La méthode porte sur un suivi en continu sur 12 ans avec des évaluations multidisciplinaires, notamment un examen neurocognitif tous les deux ans, et des questionnaires aux anciens joueurs et à leurs familles, a expliqué cette semaine à l'AFP Julieta Russo, neurologue cochargée de l'étude.
Elle suivra des joueurs ayant évolué à différents postes, pour déceler un éventuel impact différencié, à l'image du football, où il a été démontré que le jeu de tête est "la situation de jeu qui prédispose le plus à la commotion cérébrale". Faisant des défenseurs les joueurs qui présentent les impacts cognitifs les plus importants sur le long terme, selon le Dr Russo.
L'étude vise aussi à affiner des perceptions sur les lésions cérébrales, mettant en relief la difficulté de la détection, notamment l'idée fausse selon laquelle une commotion implique une perte de connaissance, qui ne représente que 10% des cas. "Le principal facteur de prédiction d'une détérioration cognitive de nos jours est la durée de la carrière sportive, non le nombre de commotions effectivement recensées", souligne-t-elle.
L'étude ne livrera ses conclusions finales qu'après 12 ans, mais Fernando Salvat, neurologue et ancien rugbyman de haut niveau co-responsable de l'étude, souligne que les efforts de prévention ne sauraient attendre.
"Il est par exemple essentiel d'améliorer la technique du plaquage, où résident 95% des risques de commotion en match.
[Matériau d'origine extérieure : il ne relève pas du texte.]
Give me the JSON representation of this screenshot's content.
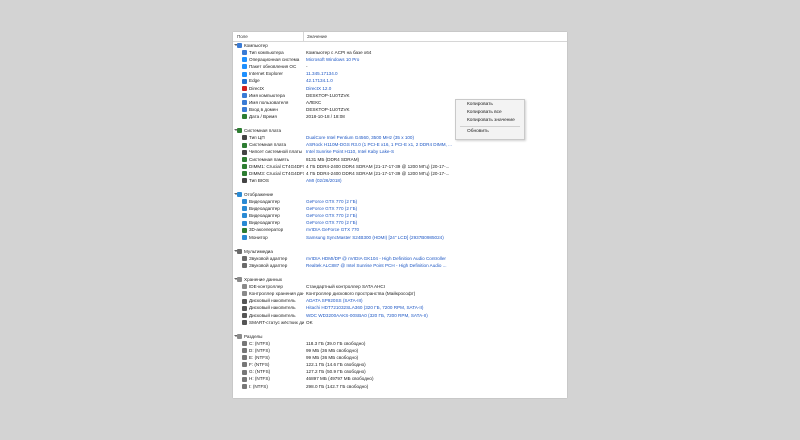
{
  "columns": {
    "field": "Поле",
    "value": "Значение"
  },
  "colors": {
    "link": "#1c56c4",
    "icon_computer": "#3a7bd5",
    "icon_board": "#2e7d32",
    "icon_cpu": "#444444",
    "icon_display": "#2a8ad4",
    "icon_audio": "#6a6a6a",
    "icon_storage": "#8a8a8a",
    "icon_win": "#1e90ff"
  },
  "context_menu": {
    "items": [
      {
        "label": "Копировать"
      },
      {
        "label": "Копировать все"
      },
      {
        "label": "Копировать значение"
      },
      {
        "label": "Обновить"
      }
    ]
  },
  "sections": [
    {
      "title": "Компьютер",
      "icon": "computer-icon",
      "color": "#3a7bd5",
      "rows": [
        {
          "field": "Тип компьютера",
          "value": "Компьютер с ACPI на базе x64",
          "link": false,
          "icon": "computer-icon",
          "color": "#3a7bd5"
        },
        {
          "field": "Операционная система",
          "value": "Microsoft Windows 10 Pro",
          "link": true,
          "icon": "windows-icon",
          "color": "#1e90ff"
        },
        {
          "field": "Пакет обновления ОС",
          "value": "-",
          "link": false,
          "icon": "windows-icon",
          "color": "#1e90ff"
        },
        {
          "field": "Internet Explorer",
          "value": "11.345.17134.0",
          "link": true,
          "icon": "ie-icon",
          "color": "#1e90ff"
        },
        {
          "field": "Edge",
          "value": "42.17134.1.0",
          "link": true,
          "icon": "edge-icon",
          "color": "#1e6fd0"
        },
        {
          "field": "DirectX",
          "value": "DirectX 12.0",
          "link": true,
          "icon": "directx-icon",
          "color": "#d02020"
        },
        {
          "field": "Имя компьютера",
          "value": "DESKTOP-1U0TZVK",
          "link": false,
          "icon": "computer-icon",
          "color": "#3a7bd5"
        },
        {
          "field": "Имя пользователя",
          "value": "АЛЕКС",
          "link": false,
          "icon": "user-icon",
          "color": "#3a7bd5"
        },
        {
          "field": "Вход в домен",
          "value": "DESKTOP-1U0TZVK",
          "link": false,
          "icon": "domain-icon",
          "color": "#3a7bd5"
        },
        {
          "field": "Дата / Время",
          "value": "2018-10-18 / 18:08",
          "link": false,
          "icon": "clock-icon",
          "color": "#2e7d32"
        }
      ]
    },
    {
      "title": "Системная плата",
      "icon": "motherboard-icon",
      "color": "#2e7d32",
      "rows": [
        {
          "field": "Тип ЦП",
          "value": "DualCore Intel Pentium G4560, 3500 MHz (35 x 100)",
          "link": true,
          "icon": "cpu-icon",
          "color": "#444444"
        },
        {
          "field": "Системная плата",
          "value": "ASRock H110M-DGS R3.0  (1 PCI-E x16, 1 PCI-E x1, 2 DDR4 DIMM, ...",
          "link": true,
          "icon": "motherboard-icon",
          "color": "#2e7d32"
        },
        {
          "field": "Чипсет системной платы",
          "value": "Intel Sunrise Point H110, Intel Kaby Lake-S",
          "link": true,
          "icon": "chip-icon",
          "color": "#444444"
        },
        {
          "field": "Системная память",
          "value": "8131 МБ  (DDR4 SDRAM)",
          "link": false,
          "icon": "memory-icon",
          "color": "#2e7d32"
        },
        {
          "field": "DIMM1: Crucial CT4G4DFS8...",
          "value": "4 ГБ DDR4-2400 DDR4 SDRAM  (21-17-17-39 @ 1200 МГц)  (20-17-...",
          "link": false,
          "icon": "memory-icon",
          "color": "#2e7d32"
        },
        {
          "field": "DIMM3: Crucial CT4G4DFS8...",
          "value": "4 ГБ DDR4-2400 DDR4 SDRAM  (21-17-17-39 @ 1200 МГц)  (20-17-...",
          "link": false,
          "icon": "memory-icon",
          "color": "#2e7d32"
        },
        {
          "field": "Тип BIOS",
          "value": "AMI (02/26/2018)",
          "link": true,
          "icon": "bios-icon",
          "color": "#444444"
        }
      ]
    },
    {
      "title": "Отображение",
      "icon": "display-icon",
      "color": "#2a8ad4",
      "rows": [
        {
          "field": "Видеоадаптер",
          "value": "GeForce GTX 770  (2 ГБ)",
          "link": true,
          "icon": "display-icon",
          "color": "#2a8ad4"
        },
        {
          "field": "Видеоадаптер",
          "value": "GeForce GTX 770  (2 ГБ)",
          "link": true,
          "icon": "display-icon",
          "color": "#2a8ad4"
        },
        {
          "field": "Видеоадаптер",
          "value": "GeForce GTX 770  (2 ГБ)",
          "link": true,
          "icon": "display-icon",
          "color": "#2a8ad4"
        },
        {
          "field": "Видеоадаптер",
          "value": "GeForce GTX 770  (2 ГБ)",
          "link": true,
          "icon": "display-icon",
          "color": "#2a8ad4"
        },
        {
          "field": "3D-акселератор",
          "value": "nVIDIA GeForce GTX 770",
          "link": true,
          "icon": "accelerator-icon",
          "color": "#2e7d32"
        },
        {
          "field": "Монитор",
          "value": "Samsung SyncMaster S24B300 (HDMI)  [24\" LCD]  (2937B0985024)",
          "link": true,
          "icon": "monitor-icon",
          "color": "#2a8ad4"
        }
      ]
    },
    {
      "title": "Мультимедиа",
      "icon": "multimedia-icon",
      "color": "#6a6a6a",
      "rows": [
        {
          "field": "Звуковой адаптер",
          "value": "nVIDIA HDMI/DP @ nVIDIA GK104 - High Definition Audio Controller",
          "link": true,
          "icon": "speaker-icon",
          "color": "#6a6a6a"
        },
        {
          "field": "Звуковой адаптер",
          "value": "Realtek ALC887 @ Intel Sunrise Point PCH - High Definition Audio ...",
          "link": true,
          "icon": "speaker-icon",
          "color": "#6a6a6a"
        }
      ]
    },
    {
      "title": "Хранение данных",
      "icon": "storage-icon",
      "color": "#8a8a8a",
      "rows": [
        {
          "field": "IDE-контроллер",
          "value": "Стандартный контроллер SATA AHCI",
          "link": false,
          "icon": "controller-icon",
          "color": "#8a8a8a"
        },
        {
          "field": "Контроллер хранения данн",
          "value": "Контроллер дискового пространства (Майкрософт)",
          "link": false,
          "icon": "controller-icon",
          "color": "#8a8a8a"
        },
        {
          "field": "Дисковый накопитель",
          "value": "ADATA SP920SS  (SATA-III)",
          "link": true,
          "icon": "disk-icon",
          "color": "#555555"
        },
        {
          "field": "Дисковый накопитель",
          "value": "Hitachi HDT721032SLA360  (320 ГБ, 7200 RPM, SATA-II)",
          "link": true,
          "icon": "disk-icon",
          "color": "#555555"
        },
        {
          "field": "Дисковый накопитель",
          "value": "WDC WD3200AAKS-00SBA0  (320 ГБ, 7200 RPM, SATA-II)",
          "link": true,
          "icon": "disk-icon",
          "color": "#555555"
        },
        {
          "field": "SMART-статус жёстких дис",
          "value": "OK",
          "link": false,
          "icon": "smart-icon",
          "color": "#555555"
        }
      ]
    },
    {
      "title": "Разделы",
      "icon": "partition-icon",
      "color": "#8a8a8a",
      "rows": [
        {
          "field": "C: (NTFS)",
          "value": "118.3 ГБ (39.0 ГБ свободно)",
          "link": false,
          "icon": "drive-icon",
          "color": "#777777"
        },
        {
          "field": "D: (NTFS)",
          "value": "99 МБ (36 МБ свободно)",
          "link": false,
          "icon": "drive-icon",
          "color": "#777777"
        },
        {
          "field": "E: (NTFS)",
          "value": "99 МБ (36 МБ свободно)",
          "link": false,
          "icon": "drive-icon",
          "color": "#777777"
        },
        {
          "field": "F: (NTFS)",
          "value": "122.1 ГБ (14.6 ГБ свободно)",
          "link": false,
          "icon": "drive-icon",
          "color": "#777777"
        },
        {
          "field": "G: (NTFS)",
          "value": "127.2 ГБ (50.9 ГБ свободно)",
          "link": false,
          "icon": "drive-icon",
          "color": "#777777"
        },
        {
          "field": "H: (NTFS)",
          "value": "46897 МБ (49797 МБ свободно)",
          "link": false,
          "icon": "drive-icon",
          "color": "#777777"
        },
        {
          "field": "I: (NTFS)",
          "value": "298.0 ГБ (142.7 ГБ свободно)",
          "link": false,
          "icon": "drive-icon",
          "color": "#777777"
        }
      ]
    }
  ]
}
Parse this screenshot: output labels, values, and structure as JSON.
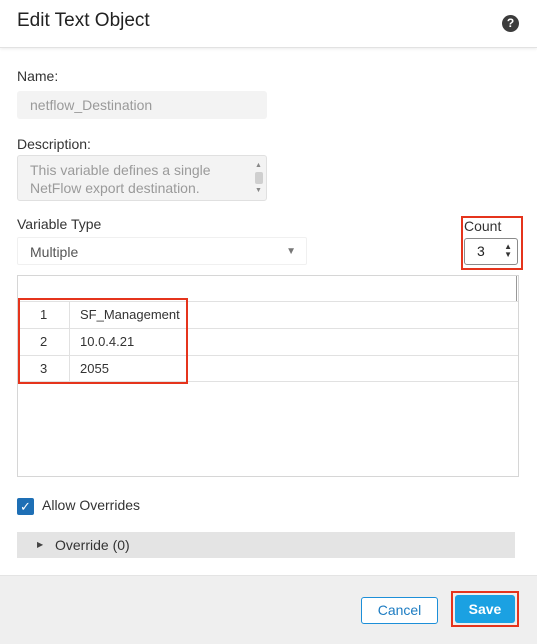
{
  "dialog": {
    "title": "Edit Text Object",
    "help_icon": "?"
  },
  "name": {
    "label": "Name:",
    "value": "netflow_Destination"
  },
  "description": {
    "label": "Description:",
    "line1": "This variable defines a single",
    "line2": "NetFlow export destination."
  },
  "variable_type": {
    "label": "Variable Type",
    "selected": "Multiple",
    "caret_icon": "▼"
  },
  "count": {
    "label": "Count",
    "value": "3",
    "arrows": "▲▼"
  },
  "table": {
    "rows": [
      {
        "index": "1",
        "value": "SF_Management"
      },
      {
        "index": "2",
        "value": "10.0.4.21"
      },
      {
        "index": "3",
        "value": "2055"
      }
    ]
  },
  "allow_overrides": {
    "label": "Allow Overrides",
    "checked": true,
    "check_glyph": "✓"
  },
  "override": {
    "label": "Override (0)",
    "expand_icon": "▶"
  },
  "footer": {
    "cancel_label": "Cancel",
    "save_label": "Save"
  },
  "colors": {
    "highlight": "#e5341c",
    "primary": "#1ba1e2",
    "checkbox": "#1e6fb5"
  }
}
Il faut inculquer dès les catégories jeunes de le faire avec les deux épaules, de bien cadrer ", a déclaré Salvat.
La santé cérébrale des joueurs de rugby est, ces dernières années, une préoccupation croissante des instances du sport et des pratiquants eux-mêmes, avec des initiatives de recherche --France et Angleterre aussi ont mené ou mènent des études--, d'éducation, et de prévention. Mais aussi avec des procédures judiciaires, comme celles que préparent d'anciens internationaux atteints de troubles neurologiques, tels l'Anglais Steve Thompson et le Gallois Ryan Jones, contre leurs fédérations et World Rugby.